The focus on inclusion and exclusion is clear enough at the dawn of modern democracy in Rousseau’s influential Of the Social Contract, in which he emphasizes that there is no contradiction between democracy and slavery. The more “evildoers” are in chains, he suggests, the more perfect the freedom of the citizens. Freedom for the wolf is death for the lamb, as Isaiah Berlin later put it. The zero-sum conception of freedom expressed in this metaphor is the foundation of the discourse of rights granted and protected by the state. In other words: for citizens to be free, the state must possess ultimate authority and the capacity to exercise total control. The state seeks to produce sheep, reserving the position of wolf for itself.

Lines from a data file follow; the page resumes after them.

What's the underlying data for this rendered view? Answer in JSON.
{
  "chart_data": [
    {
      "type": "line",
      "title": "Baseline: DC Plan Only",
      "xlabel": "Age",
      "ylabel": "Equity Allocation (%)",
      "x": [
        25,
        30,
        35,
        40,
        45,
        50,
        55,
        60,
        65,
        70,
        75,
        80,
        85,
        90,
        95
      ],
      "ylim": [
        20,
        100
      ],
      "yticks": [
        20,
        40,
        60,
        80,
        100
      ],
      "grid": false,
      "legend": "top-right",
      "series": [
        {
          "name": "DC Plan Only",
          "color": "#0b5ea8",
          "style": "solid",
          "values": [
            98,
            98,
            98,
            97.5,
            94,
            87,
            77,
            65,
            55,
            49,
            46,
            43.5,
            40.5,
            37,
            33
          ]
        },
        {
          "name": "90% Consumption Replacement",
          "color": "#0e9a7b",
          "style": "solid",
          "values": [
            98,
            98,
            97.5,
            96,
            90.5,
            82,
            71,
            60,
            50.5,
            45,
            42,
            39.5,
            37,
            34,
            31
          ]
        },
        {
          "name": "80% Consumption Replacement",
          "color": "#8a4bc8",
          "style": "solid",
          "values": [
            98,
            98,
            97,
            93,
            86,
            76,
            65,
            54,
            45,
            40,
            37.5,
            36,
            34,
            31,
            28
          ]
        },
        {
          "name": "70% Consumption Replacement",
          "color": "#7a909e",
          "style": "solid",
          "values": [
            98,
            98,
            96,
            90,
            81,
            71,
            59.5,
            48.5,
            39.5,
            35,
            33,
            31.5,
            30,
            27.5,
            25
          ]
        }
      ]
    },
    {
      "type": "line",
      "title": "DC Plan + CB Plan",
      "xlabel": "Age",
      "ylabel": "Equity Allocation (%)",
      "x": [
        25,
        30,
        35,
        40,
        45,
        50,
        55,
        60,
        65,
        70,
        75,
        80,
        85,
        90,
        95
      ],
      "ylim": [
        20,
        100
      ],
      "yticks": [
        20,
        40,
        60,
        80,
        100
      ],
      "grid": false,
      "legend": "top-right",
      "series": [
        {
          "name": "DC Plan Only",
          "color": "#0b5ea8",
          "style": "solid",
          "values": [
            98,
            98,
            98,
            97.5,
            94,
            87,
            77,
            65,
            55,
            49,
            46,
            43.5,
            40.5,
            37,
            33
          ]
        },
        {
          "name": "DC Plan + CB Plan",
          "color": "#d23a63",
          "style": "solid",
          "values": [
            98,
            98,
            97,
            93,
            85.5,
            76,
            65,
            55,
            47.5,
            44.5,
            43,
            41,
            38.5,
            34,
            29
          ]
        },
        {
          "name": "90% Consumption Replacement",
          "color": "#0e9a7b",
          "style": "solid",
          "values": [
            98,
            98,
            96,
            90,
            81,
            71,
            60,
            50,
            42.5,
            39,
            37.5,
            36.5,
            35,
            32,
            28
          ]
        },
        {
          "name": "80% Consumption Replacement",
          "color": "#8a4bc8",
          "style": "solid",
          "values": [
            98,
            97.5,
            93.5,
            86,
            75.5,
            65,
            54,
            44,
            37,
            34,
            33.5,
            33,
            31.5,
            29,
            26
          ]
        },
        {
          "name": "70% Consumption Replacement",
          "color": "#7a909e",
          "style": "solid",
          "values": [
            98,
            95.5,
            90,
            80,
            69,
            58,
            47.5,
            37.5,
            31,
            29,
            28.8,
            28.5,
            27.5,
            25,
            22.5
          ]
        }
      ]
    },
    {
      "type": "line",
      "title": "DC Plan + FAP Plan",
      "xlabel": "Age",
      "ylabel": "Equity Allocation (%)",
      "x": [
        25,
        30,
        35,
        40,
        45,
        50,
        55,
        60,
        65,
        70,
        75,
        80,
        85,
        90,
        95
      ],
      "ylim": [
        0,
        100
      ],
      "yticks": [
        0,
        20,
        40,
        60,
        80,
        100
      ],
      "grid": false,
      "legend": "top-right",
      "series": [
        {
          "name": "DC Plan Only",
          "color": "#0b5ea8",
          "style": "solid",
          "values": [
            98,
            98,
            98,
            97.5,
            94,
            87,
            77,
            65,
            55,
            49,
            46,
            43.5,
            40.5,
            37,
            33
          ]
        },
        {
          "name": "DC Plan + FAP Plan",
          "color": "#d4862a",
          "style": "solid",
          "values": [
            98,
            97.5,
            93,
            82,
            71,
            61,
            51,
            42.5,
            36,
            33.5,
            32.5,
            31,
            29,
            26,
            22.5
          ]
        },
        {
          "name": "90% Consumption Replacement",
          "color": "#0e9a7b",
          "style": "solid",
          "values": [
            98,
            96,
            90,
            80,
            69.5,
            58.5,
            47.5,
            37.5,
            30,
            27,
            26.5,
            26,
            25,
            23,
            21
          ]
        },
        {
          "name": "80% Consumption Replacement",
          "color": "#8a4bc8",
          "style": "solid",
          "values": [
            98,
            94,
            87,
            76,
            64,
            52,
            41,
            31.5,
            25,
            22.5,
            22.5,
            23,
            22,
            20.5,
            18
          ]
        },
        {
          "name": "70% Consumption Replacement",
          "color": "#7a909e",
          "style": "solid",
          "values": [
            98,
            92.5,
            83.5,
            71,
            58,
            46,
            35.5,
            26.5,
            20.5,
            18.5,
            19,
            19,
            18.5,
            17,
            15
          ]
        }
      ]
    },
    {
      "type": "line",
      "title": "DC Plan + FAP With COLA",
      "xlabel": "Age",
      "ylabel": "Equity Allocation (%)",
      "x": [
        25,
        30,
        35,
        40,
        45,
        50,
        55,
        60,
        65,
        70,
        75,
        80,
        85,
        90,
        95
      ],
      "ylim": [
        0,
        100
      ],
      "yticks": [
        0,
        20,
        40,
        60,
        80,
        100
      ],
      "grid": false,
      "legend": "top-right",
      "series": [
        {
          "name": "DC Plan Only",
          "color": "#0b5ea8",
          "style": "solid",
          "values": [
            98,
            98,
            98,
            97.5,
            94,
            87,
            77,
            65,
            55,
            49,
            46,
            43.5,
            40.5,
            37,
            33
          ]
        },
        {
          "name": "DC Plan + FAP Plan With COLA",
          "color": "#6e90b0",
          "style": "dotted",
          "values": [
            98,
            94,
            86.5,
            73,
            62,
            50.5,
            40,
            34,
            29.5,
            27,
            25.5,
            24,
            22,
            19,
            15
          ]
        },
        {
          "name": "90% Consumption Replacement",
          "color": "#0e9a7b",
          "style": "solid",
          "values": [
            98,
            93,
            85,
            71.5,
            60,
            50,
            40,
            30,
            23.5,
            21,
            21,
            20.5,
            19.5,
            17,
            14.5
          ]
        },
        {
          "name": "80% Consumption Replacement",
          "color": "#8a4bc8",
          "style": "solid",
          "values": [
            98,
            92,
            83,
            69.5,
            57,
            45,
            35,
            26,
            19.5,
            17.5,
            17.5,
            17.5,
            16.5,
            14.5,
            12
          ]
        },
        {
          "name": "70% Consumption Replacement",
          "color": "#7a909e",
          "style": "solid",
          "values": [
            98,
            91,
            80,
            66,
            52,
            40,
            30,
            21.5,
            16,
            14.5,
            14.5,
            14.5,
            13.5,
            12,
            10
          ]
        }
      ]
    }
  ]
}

By contrast, if we understand freedom as cumulative, the freedom of one person becomes the freedom of all: it is not simply a question of being protected by the authorities, but of intersecting with each other in a way that maximizes the possibilities for everyone. In this framework, the more that coercive force is centralized, the less freedom there can be. This way of conceiving freedom is social rather than individualistic: it approaches liberty as a collectively produced relationship to our potential, not a static bubble of private rights.11. “I am truly free only when all human beings, men and women, are equally free. The freedom of others, far from negating or limiting my freedom, is, on the contrary, its necessary premise and confirmation.” –Mikhail Bakunin

Let’s turn to the other root, kratos. Democracy shares this suffix with aristocracy, autocracy, bureaucracy, plutocracy, and technocracy. Each of these terms describes government by some subset of society, but they all share a common logic. That common thread is kratos, power. 

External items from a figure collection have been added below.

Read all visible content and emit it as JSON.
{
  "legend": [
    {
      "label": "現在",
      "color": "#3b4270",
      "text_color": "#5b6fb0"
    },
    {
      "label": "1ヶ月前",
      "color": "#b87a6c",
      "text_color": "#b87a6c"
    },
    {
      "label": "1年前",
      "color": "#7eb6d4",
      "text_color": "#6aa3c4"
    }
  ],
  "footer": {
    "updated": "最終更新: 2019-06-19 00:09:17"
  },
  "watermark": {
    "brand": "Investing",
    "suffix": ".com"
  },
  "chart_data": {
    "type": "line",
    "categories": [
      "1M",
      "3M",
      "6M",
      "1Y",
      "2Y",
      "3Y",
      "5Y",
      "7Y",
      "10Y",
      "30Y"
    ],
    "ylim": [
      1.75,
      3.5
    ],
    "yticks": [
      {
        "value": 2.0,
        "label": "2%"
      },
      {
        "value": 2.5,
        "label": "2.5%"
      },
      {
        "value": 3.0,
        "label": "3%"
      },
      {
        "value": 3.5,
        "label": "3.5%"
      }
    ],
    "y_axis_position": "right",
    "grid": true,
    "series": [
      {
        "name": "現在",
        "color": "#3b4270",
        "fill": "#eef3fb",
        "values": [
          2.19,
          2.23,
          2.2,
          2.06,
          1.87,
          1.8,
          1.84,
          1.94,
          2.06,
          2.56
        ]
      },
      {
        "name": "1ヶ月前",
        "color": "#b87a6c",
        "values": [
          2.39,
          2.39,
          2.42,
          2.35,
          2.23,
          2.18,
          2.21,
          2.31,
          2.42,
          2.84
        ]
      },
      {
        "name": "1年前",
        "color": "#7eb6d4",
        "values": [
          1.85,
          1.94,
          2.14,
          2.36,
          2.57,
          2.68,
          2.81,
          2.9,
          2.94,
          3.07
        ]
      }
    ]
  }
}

What kind of power? Let’s consult the ancient Greeks once more.

In classical Greece, every abstract concept was personified by a divine being. Kratos was an implacable Titan embodying the kind of coercive force associated with state power. One of the oldest sources in which Kratos appears is the play Prometheus Bound, composed by Aeschylus in the early days of Athenian democracy. The play opens with Kratos forcibly escorting the shackled Prometheus, who is being punished for stealing fire from the gods to give to humanity. Kratos appears as a jailer unthinkingly carrying out Zeus’s orders—a brute “made for any tyrant’s acts.”

The sort of force personified by Kratos is what democracy has in common with autocracy and every other form of rule. They share the institutions of coercion: the legal apparatus, the police, and the military, all of which preceded democracy and have repeatedly outlived it. These are the tools “made for any tyrant’s acts,” whether the tyrant at the helm is a king, a class of bureaucrats, or “the people” themselves. “Democracy means simply the bludgeoning of the people by the people for the people,” as Oscar Wilde put it. Mu’ammer al Gaddafi echoed this approvingly a century later, without irony: “Democracy is the supervision of the people by the people.”